KRWZAR: When Two Weak Links Collide—Why the Won Lost Its Tug-of-War with the Rand
In the FX wilderness, the South Korean won and South African rand are rarely cast as titans. Yet over the past three months, their duel has produced a clear victor: KRWZAR has slid a striking -7.7%. The question is not just who lost, but why—when both contenders faced headwinds, one fell harder.
Two Currencies, One Tipping Point
The past quarter has been a lesson in relativity. The South Korean won, battered by trade turbulence and capital flight, met a rand buoyed—ironically—by its own modest stability and the enduring pull of global commodities. In a world where investors seek the least-wobbly boat, South Africa’s inflation at 3.6% (October 2025) and steady hands at the central bank (repo rate near 8.25%) looked almost enviable next to Korea’s gathering storm clouds.
The Won’s Dilemma: Export Engines Sputter
South Korea’s export prowess—semiconductors, autos, shipbuilding—has long been its currency’s engine. But 2025 delivered a sputter. Exports growth slowed to 1.8% (down from 2.2%), and domestic consumption barely filled the gap. Semiconductor shipments, once the pride of Korea, lost momentum as global tech demand hit a plateau. The result: the won weakened to 1,407 per dollar, a 6.05% depreciation versus the greenback over twelve months, and a currency that simply couldn’t outmuscle the rand.

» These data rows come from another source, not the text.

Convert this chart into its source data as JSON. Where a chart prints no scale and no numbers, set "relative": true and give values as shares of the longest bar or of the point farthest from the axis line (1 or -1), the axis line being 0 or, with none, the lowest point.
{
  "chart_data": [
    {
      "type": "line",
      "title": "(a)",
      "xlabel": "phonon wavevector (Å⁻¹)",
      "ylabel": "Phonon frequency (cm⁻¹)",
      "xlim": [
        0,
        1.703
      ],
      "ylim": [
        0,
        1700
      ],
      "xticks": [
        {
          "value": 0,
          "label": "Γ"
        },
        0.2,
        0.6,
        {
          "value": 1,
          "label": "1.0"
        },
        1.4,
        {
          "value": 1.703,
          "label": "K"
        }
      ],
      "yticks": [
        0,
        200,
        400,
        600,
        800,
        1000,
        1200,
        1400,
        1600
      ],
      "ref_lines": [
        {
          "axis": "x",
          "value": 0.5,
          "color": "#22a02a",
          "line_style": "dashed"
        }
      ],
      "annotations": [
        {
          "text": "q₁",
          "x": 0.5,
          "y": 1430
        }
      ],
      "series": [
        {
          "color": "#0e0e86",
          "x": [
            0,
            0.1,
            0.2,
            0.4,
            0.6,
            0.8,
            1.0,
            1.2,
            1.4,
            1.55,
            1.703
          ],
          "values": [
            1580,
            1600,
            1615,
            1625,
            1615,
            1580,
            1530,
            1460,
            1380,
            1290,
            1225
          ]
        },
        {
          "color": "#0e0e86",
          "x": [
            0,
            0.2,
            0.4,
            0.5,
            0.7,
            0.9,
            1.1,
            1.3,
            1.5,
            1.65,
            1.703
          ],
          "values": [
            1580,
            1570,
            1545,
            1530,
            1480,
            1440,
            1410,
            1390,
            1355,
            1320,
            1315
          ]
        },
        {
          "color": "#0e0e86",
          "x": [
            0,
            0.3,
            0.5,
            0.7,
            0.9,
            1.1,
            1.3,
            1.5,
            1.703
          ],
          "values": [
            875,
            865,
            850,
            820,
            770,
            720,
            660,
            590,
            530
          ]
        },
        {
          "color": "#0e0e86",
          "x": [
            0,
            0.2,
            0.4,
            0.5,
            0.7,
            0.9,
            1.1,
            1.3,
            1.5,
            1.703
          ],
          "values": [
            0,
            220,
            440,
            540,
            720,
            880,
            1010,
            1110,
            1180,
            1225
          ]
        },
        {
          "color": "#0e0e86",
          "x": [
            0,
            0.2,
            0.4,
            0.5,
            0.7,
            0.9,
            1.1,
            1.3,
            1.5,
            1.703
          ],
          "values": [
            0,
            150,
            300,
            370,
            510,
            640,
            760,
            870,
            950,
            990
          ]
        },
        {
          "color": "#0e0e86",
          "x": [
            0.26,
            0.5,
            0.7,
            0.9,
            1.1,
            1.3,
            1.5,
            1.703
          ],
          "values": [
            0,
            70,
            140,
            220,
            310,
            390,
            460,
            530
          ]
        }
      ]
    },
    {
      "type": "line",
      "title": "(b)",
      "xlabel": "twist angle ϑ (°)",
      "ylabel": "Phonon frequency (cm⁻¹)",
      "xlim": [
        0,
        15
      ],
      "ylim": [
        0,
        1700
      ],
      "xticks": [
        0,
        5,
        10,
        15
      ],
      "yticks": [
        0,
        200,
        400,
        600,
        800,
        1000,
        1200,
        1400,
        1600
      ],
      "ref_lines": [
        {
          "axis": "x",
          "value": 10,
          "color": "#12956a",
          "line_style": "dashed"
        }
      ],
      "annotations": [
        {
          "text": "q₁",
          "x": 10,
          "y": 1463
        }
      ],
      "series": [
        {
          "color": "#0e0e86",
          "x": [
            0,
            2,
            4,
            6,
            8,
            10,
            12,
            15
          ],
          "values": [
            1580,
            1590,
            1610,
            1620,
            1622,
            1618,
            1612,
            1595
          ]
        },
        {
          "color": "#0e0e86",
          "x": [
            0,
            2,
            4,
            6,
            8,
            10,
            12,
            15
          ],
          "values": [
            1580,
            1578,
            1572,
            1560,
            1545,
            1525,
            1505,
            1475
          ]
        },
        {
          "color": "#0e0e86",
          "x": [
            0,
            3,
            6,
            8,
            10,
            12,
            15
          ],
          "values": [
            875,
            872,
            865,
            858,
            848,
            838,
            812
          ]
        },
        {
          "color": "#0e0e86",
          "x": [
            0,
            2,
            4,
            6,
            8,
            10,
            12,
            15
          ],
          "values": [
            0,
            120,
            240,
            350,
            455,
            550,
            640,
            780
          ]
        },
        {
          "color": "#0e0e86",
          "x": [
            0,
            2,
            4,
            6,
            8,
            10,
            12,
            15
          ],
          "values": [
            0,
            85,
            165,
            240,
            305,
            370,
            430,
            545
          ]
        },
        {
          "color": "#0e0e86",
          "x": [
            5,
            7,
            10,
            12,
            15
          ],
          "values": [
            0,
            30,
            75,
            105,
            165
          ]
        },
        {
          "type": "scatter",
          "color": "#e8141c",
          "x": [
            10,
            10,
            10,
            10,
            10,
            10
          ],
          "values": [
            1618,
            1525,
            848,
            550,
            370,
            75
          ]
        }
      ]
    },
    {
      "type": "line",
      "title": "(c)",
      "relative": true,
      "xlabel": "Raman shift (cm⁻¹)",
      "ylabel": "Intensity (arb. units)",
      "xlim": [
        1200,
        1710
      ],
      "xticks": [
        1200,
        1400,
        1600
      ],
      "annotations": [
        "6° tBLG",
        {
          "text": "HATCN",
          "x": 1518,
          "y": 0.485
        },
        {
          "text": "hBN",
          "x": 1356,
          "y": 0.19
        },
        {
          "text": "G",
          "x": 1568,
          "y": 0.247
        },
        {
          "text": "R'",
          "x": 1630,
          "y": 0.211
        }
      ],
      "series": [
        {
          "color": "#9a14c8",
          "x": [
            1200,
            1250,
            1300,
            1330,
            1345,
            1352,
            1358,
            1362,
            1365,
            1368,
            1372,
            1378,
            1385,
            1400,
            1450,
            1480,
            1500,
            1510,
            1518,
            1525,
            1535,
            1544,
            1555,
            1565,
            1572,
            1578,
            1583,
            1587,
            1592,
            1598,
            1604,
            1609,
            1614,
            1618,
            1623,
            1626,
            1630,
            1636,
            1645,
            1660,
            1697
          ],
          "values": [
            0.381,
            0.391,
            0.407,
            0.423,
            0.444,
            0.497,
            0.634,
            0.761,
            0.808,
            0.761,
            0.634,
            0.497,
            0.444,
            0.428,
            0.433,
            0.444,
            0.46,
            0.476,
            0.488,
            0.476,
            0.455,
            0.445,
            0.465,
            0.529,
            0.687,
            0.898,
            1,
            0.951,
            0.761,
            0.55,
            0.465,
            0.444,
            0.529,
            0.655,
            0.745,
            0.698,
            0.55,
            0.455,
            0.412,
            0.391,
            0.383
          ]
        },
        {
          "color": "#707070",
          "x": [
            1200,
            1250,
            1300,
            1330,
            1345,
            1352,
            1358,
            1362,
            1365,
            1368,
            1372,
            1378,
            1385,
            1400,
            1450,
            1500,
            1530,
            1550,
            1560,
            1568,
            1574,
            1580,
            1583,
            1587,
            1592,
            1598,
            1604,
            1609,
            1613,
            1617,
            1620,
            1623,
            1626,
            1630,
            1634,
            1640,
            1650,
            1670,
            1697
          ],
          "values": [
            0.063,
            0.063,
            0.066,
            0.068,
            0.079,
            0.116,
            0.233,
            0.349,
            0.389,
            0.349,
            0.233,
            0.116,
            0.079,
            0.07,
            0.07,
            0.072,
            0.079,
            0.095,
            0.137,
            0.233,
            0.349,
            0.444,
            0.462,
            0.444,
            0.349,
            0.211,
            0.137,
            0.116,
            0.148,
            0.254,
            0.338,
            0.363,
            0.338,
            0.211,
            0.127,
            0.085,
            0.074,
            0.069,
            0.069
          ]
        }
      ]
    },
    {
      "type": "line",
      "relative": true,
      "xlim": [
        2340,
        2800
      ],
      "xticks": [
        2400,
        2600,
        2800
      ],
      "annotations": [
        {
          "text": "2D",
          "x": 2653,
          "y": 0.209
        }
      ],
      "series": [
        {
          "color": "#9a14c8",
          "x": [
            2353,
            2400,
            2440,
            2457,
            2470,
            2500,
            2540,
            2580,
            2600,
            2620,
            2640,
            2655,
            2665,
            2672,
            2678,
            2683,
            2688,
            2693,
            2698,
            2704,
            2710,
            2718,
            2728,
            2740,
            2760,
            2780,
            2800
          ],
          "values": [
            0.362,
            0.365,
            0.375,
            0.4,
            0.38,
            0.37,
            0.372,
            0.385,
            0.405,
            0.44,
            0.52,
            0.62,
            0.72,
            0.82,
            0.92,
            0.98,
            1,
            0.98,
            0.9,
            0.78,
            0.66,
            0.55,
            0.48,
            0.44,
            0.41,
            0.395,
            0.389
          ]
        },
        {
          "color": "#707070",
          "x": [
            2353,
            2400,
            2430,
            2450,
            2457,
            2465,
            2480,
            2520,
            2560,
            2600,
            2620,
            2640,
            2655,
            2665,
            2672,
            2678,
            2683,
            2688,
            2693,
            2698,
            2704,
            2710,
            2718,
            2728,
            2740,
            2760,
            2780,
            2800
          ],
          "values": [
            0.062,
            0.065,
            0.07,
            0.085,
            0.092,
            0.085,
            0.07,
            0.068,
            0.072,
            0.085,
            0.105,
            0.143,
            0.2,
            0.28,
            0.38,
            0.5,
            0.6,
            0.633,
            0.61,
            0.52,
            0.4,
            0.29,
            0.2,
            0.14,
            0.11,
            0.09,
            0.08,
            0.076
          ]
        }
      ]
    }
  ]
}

Interest Rate Chess: The Fed, the BOK, and Capital on the Move
Here’s the heart of the matter: the U.S. Federal Reserve’s high-wire act. Even with a modest 0.25% cut in September, the Fed funds rate towers at 4.00–4.25%, dwarfing Korea’s Bank of Korea base rate of 2.50%. Foreign capital didn’t need a second invitation—it streamed out of Korea, seeking juicier returns, and left the won exposed. A rumored 25bps BOK rate cut later this year only widened the chasm.
South Africa, by contrast, held its nerve. The South African Reserve Bank kept its policy rate at 8.25%, offering enough carry for yield-hungry investors to overlook perennial risks. The rand, while never a paragon of stability, looked relatively sturdy in the FX pecking order.
Commodities: The Unsung Hero in the Rand’s Corner
Global commodities threw the rand a lifeline. Gold, platinum, and coal prices remained robust, cushioning South Africa’s trade balance against the worst shocks. The country’s commodity-price index stayed elevated since mid-2020, helping exports and attracting capital that might otherwise flee. For Korea, no such windfall: steel and chip exports met with stiffening global tariffs, and China’s competitive surge gnawed away at margins.
Politics and Policy: A Risk Premium for the Peninsula
South Korea’s political currents added to the won’s woes. President Lee Jae-Myung’s administration signaled policy uncertainty, especially around trade and tariffs. The threat of U.S. protectionism—and new tariffs as high as 145% on selected Asian goods—added a risk premium Korean assets couldn’t shake. Net FX interventions by the Bank of Korea—selling US$800 million in Q2—proved little more than a speed bump.
Meanwhile, South Africa’s politics—though hardly serene—had already been priced in. High unemployment, service delivery woes, and coalition government jostling were less of a shock than Korea’s new volatility.
Safe-Haven Games: When Everyone Runs for Cover
Global risk-off episodes in September and October saw investors run for the exits—into the U.S. dollar, yen, and Swiss franc. But the won, long considered a “risk-on” Asian currency, found itself at the bottom of the pecking order. The rand, bolstered by commodity cushions and a central bank unwilling to blink, simply fell less.
The Macro Symphony: Why the Won Played Second Fiddle
In short, KRWZAR’s -7.7% retreat wasn’t about South Africa’s strength—it was about Korea’s vulnerabilities exposed by a shifting global score. The won’s export machine faltered, capital headed elsewhere, and political tremors shook confidence. The rand, with a little help from gold and platinum, and a central bank that kept its foot on the brake, lost less altitude in the turbulence.
The lesson? In currency markets, you don’t have to be the fastest runner—you just can’t be the slowest when the bears come out. For now, the won is limping at the back of the pack.